Mireo d.d.
- Founder: Leonardo Siladić (CEO), Ivica Siladić (CTO)
- Headquarters: Zagreb, Croatia
- Area served: Global
- Products: GPS navigation software, fleet management and vehicle tracking systems, maps
- Website: mireo.com

= Mireo =

Company and brand

Mireo d.d. is a company and brand that produces global automotive navigation systems for smartphones, personal navigation devices and in-car infotainment systems. They also provide fleet management and vehicle tracking services and produce detailed maps of Croatia, Bosnia and Herzegovina.
Mireo was founded in 2001 in Zagreb, Croatia and sells proprietary navigation products in over 70 countries.
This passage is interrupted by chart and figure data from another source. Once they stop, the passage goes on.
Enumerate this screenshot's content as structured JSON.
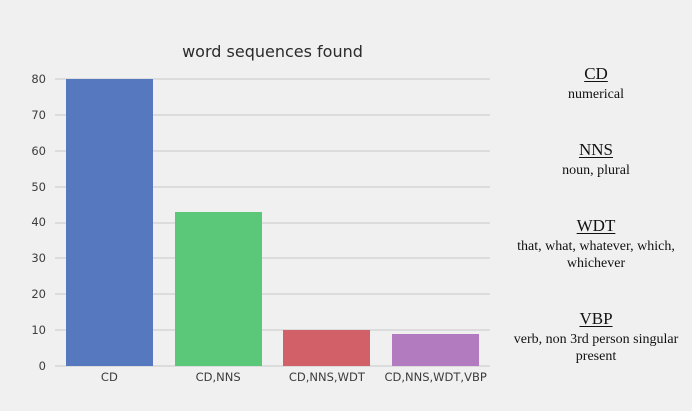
{
  "chart_data": {
    "type": "bar",
    "title": "word sequences found",
    "categories": [
      "CD",
      "CD,NNS",
      "CD,NNS,WDT",
      "CD,NNS,WDT,VBP"
    ],
    "values": [
      80,
      43,
      10,
      9
    ],
    "bar_colors": [
      "#5578be",
      "#5ac878",
      "#d26068",
      "#b27abf"
    ],
    "xlabel": "",
    "ylabel": "",
    "ylim": [
      0,
      82.5
    ],
    "yticks": [
      0,
      10,
      20,
      30,
      40,
      50,
      60,
      70,
      80
    ],
    "grid": "horizontal-only",
    "legend_position": "right-of-plot",
    "background_color": "#f0f0f0",
    "gridline_color": "#dcdcdc"
  },
  "legend": {
    "entries": [
      {
        "term": "CD",
        "definition": "numerical"
      },
      {
        "term": "NNS",
        "definition": "noun, plural"
      },
      {
        "term": "WDT",
        "definition": "that, what, whatever, which, whichever"
      },
      {
        "term": "VBP",
        "definition": "verb, non 3rd person singular present"
      }
    ]
  }
}
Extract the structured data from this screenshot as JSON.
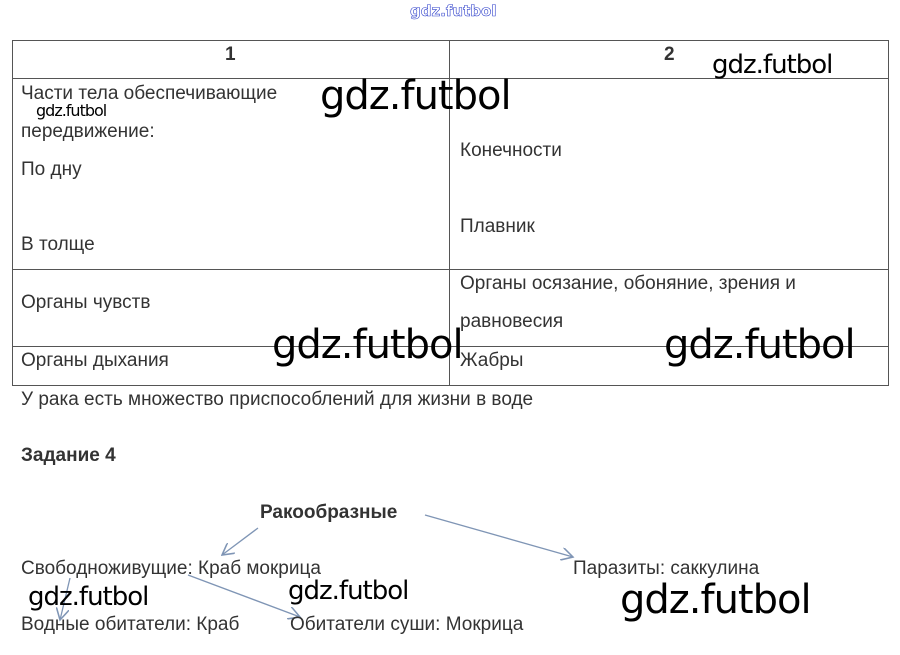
{
  "watermark": "gdz.futbol",
  "table": {
    "headers": [
      "1",
      "2"
    ],
    "rows": [
      {
        "left": [
          "Части тела обеспечивающие",
          "передвижение:",
          "По дну",
          "В толще"
        ],
        "right": [
          "Конечности",
          "Плавник"
        ]
      },
      {
        "left": [
          "Органы чувств"
        ],
        "right": [
          "Органы осязание, обоняние, зрения и",
          "равновесия"
        ]
      },
      {
        "left": [
          "Органы дыхания"
        ],
        "right": [
          "Жабры"
        ]
      }
    ]
  },
  "conclusion": "У рака есть множество приспособлений для жизни в воде",
  "task_title": "Задание 4",
  "diagram": {
    "root": "Ракообразные",
    "free_living": "Свободноживущие: Краб мокрица",
    "parasites": "Паразиты: саккулина",
    "aquatic": "Водные обитатели: Краб",
    "terrestrial": "Обитатели суши: Мокрица",
    "arrow_color": "#7f95b5"
  }
}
Mireo's DON'T PANIC navigation software runs on Apple iOS, Google's Android and BlackBerry 10 smartphone/tablet operating systems and Microsoft Windows CE enabled devices and uses maps by TomTom and local providers.
Mireo's Genius Maps: GPS Navigation and Offline Maps runs on Apple iOS and Google's Android smartphone/tablet operating systems and uses maps by HERE/Navteq and local providers.
Both Genius Maps and DON'T PANIC support a broad selection of world languages for their user interfaces and voice instructions.